Now, things appear to be looking up. This week, the School District of Philadelphia announced that Roxborough is no longer part of the state’s persistently dangerous schools list.

DiFrancesco and others attribute much of the turnaround to a new school climate that started taking root in March 2010, when Principal Stephen Brandt took over as the school’s top administrator.

Stricter and swifter disciplinary measures were the first half of the equation. Mark Scott, who has taught English at Roxborough for nine years, said routine hall sweeps made a big difference. Nearly all of the violent incidents at the school happened outside of the classrooms before and after instruction.

“That was the very first step to our turnaround,” said Scott.

The second half was about heightening academic expectations through a shared interest in Roxborough being a true college preparatory school.

“From the beginning we’re looking at college,” said Christine Arnold, Roxborough’s Ninth grade coordinator.

It’s a vision that Brandt said was lacking before.

The school has dramatically increased the number of AP and honors courses it offers. Overall, teachers now focus more on pedagogy, or how they deliver information in class.

“If the kids are engaged academically there’s going to be very little time, very little need to get into something that might not be as productive or something that’s inappropriate,” said Brandt.

Most students appear to be enjoying school more as a result of the changes inside the building, adds Brandt. School attendance to date is 90-percent. It was 84-percent for all of last year.

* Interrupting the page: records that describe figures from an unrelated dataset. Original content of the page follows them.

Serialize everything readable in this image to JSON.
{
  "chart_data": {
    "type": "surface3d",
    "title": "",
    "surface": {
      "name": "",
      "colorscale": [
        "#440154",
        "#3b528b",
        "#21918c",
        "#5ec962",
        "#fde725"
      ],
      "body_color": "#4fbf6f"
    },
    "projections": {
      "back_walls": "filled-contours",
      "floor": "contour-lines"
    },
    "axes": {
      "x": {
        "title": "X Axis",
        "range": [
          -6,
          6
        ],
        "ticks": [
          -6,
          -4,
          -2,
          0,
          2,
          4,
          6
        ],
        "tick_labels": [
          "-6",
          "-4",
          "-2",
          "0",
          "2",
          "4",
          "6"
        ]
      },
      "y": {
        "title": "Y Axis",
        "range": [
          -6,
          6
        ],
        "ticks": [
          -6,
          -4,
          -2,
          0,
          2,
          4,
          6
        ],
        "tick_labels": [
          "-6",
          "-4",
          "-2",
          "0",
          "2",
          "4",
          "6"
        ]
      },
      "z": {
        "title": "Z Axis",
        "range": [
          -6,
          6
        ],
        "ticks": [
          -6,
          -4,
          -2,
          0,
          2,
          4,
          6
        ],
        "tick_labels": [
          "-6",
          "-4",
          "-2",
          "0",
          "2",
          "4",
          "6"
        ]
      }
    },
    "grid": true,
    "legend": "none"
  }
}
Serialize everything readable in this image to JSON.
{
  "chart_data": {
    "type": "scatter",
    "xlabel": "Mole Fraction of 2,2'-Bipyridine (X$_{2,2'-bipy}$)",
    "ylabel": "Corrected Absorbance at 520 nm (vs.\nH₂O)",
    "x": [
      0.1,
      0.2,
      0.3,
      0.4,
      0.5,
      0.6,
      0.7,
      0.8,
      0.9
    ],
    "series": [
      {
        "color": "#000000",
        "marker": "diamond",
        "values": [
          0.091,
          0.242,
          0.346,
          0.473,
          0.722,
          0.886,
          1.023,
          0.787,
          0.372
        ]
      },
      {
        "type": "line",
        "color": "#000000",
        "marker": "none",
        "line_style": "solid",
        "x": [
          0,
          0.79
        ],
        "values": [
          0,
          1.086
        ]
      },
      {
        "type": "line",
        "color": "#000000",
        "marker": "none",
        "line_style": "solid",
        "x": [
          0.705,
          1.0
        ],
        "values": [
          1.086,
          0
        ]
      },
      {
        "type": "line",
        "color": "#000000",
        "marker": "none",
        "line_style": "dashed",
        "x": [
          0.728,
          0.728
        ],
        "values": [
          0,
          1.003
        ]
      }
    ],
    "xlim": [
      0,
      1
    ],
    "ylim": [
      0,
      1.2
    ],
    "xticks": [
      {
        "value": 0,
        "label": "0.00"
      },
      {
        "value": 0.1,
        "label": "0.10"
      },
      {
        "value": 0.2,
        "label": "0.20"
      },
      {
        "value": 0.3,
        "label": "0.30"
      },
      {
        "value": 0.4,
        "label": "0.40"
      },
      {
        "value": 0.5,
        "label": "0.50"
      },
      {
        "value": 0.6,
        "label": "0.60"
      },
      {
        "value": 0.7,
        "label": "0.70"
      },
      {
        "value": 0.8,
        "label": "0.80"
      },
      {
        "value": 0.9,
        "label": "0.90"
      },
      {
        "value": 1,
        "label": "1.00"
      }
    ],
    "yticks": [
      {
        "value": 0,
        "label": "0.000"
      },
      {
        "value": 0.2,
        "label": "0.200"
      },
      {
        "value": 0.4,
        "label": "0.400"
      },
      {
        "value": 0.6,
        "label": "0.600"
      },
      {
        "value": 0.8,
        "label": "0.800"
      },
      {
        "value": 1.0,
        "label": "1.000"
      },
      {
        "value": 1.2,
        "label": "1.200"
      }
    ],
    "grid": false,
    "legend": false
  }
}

Teachers like Scott say they’re enjoying their time more at Roxborough.

“The pride is no longer based on surviving the job, but on actually accomplishing good things and moving forward,” said Scott.

“Within just this year and a half, I feel like it’s the old Roxborough that I remember when I first stepped into this building,” said DiFrancesco.

Arnold said it’s wonderful to have a team of teachers and administrators that truly understand children.

Brandt’s broader goal is to have a school that the Roxborough community can be proud of.

“We’re building something special here and if we could start getting our community to truly buy into and support us and be active within the school I think the possibilities are truly endless,” he said.

The young principal said there’s still a lot of work to do. 

“We can’t take our foot off the gas pedal,” said Brandt.